It may seem counterintuitive, but diluting whisky makes it more flavorful, according to a study published in Scientific Reports. In fact, many whisky drinkers already understand this, even if they don't understand why. Chemists Bjorn Karlsson and Ran Friedman at Linnaeus University in Sweden wanted to understand, so they they used a computer model to look at how the main components in Scotch whisky — mainly water, ethanol and guaiacol (a compound that comes from oak casks) — interacted together.
It's amazing to me how finicky the molecules in the main components can be, yet, considering how microscopic they are, they can make a big difference in the taste of a whisky (or whiskey, as we spell it here in the United States). It has to do with how they attract or repel each other. Since the guaiacol is the main component when it comes to the smell and taste of whisky, depending on how much those guaiacol molecules interact with water molecules and ethanol molecules determines the intensity of aroma.

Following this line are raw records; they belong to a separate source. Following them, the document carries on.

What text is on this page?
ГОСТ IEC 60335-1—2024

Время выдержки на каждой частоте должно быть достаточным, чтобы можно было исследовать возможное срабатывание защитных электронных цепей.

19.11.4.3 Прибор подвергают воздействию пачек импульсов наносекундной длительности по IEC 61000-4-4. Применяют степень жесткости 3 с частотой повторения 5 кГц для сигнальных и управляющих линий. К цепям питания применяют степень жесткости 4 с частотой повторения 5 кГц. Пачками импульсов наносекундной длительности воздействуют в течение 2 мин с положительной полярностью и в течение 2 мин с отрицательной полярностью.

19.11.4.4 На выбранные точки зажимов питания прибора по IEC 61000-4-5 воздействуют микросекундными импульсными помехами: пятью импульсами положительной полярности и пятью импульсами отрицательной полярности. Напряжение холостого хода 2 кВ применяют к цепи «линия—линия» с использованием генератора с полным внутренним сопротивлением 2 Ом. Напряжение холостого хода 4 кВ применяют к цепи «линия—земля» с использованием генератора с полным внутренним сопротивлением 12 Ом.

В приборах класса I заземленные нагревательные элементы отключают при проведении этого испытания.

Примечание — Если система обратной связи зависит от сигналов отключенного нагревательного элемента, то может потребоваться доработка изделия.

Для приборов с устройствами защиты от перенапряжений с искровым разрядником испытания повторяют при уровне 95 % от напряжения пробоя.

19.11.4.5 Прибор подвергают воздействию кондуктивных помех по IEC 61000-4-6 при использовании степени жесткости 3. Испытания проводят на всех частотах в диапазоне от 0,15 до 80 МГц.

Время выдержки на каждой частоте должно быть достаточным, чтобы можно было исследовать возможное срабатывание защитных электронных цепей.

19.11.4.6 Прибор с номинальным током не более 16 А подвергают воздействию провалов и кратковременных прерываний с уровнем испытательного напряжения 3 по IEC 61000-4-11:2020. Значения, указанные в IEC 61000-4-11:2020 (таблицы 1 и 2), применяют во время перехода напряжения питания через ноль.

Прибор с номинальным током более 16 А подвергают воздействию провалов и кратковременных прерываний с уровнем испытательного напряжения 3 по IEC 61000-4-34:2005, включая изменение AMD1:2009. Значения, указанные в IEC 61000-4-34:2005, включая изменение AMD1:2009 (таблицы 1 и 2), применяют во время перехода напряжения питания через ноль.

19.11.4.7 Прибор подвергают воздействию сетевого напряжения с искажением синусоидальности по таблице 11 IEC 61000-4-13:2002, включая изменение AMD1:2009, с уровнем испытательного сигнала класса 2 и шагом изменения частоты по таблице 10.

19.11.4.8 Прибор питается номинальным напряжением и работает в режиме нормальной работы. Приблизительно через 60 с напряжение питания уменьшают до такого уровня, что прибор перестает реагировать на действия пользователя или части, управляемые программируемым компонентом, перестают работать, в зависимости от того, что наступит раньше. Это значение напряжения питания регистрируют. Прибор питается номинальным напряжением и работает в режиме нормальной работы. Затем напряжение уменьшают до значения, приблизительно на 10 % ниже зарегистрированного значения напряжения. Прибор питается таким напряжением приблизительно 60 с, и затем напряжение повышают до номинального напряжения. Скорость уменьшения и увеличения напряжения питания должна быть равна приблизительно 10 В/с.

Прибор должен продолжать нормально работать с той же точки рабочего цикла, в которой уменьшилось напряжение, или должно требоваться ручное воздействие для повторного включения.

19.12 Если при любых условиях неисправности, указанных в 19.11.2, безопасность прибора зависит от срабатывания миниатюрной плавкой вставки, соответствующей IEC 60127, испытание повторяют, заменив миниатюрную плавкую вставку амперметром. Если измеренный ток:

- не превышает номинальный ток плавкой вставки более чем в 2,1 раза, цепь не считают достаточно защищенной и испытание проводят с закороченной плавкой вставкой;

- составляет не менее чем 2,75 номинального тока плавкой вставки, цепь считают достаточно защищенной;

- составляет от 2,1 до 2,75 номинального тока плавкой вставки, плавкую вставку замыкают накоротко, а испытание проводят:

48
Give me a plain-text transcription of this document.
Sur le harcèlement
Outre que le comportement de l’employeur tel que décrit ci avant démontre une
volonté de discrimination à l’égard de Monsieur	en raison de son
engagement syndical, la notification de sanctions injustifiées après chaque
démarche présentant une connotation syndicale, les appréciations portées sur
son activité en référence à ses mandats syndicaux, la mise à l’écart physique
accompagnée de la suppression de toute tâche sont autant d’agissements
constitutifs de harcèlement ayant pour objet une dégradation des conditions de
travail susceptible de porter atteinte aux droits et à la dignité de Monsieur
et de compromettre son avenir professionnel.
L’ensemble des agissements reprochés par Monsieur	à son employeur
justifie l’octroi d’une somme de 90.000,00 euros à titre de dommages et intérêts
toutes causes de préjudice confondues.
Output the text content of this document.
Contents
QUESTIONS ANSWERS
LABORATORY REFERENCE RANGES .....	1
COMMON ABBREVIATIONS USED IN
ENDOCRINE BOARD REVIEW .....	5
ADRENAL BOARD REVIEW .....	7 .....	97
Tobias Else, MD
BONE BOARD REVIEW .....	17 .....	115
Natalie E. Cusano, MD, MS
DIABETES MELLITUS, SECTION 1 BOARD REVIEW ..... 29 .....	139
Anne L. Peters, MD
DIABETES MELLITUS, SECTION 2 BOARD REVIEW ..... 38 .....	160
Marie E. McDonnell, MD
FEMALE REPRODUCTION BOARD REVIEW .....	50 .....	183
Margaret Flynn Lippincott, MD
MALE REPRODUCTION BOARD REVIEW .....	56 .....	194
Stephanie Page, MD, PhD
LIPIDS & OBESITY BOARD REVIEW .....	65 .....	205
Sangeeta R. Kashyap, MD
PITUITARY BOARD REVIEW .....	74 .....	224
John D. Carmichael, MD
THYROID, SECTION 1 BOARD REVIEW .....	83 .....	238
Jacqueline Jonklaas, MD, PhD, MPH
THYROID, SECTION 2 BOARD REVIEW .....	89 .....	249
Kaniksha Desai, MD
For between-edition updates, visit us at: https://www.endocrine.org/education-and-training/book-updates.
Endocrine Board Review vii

The first factor is the liquid-air interface, which is where the whisky and air meet at the top of the glass. The more guaiacol molecules present at the surface, the more aroma and flavor you will taste.
Guaiacol molecules are more attracted to ethanol than water, and ethanol tends to "escape down into the bulk of the liquid," the study found. Basically the guaiacol molecules hang at the bottom of the liquid with the ethanol. The study also found that diluting whisky with water from 45 percent alcohol to 27 percent alcohol "boosted the density of the guaiacol at the surface of a glass of whisky by more than one third." The addition of more water changes where the guaiacol molecules hang out in the glass, making them easier to smell.
But, hold on. Does something with more aroma suddenly have more flavor? Yes, it does. Our sense of taste happens mostly through the nose, not the tongue.
Up to 80 percent of what we taste happens because we've smelled our food or drink first. The vapors from what's put in the mouth reach the olfactory receptors in the nose, and that sends the message of flavor to the brain.
What's the practical application to all this? First of all, ordering whisky and water or whisky on the rocks isn't ordering "a weak drink," as some may think. There's no prize to be won for drinking whisky straight, or neat, as if a "real whisky drinker" must drink it full strength. In fact, if you're drinking for personal enjoyment rather than drinking to impress others, having a little water in your whisky will increase the intensity of flavor, therefore increasing enjoyment.
The other practical application is understanding that water benefits whisky, but not too much water. The study didn't find a perfect water-to-whisky ratio, but The Guardian says the industry standard is diluting to 20 percent. I suppose the only way to really know how much water works for you is to do personal taste tests — the most practical application of water and whisky there is.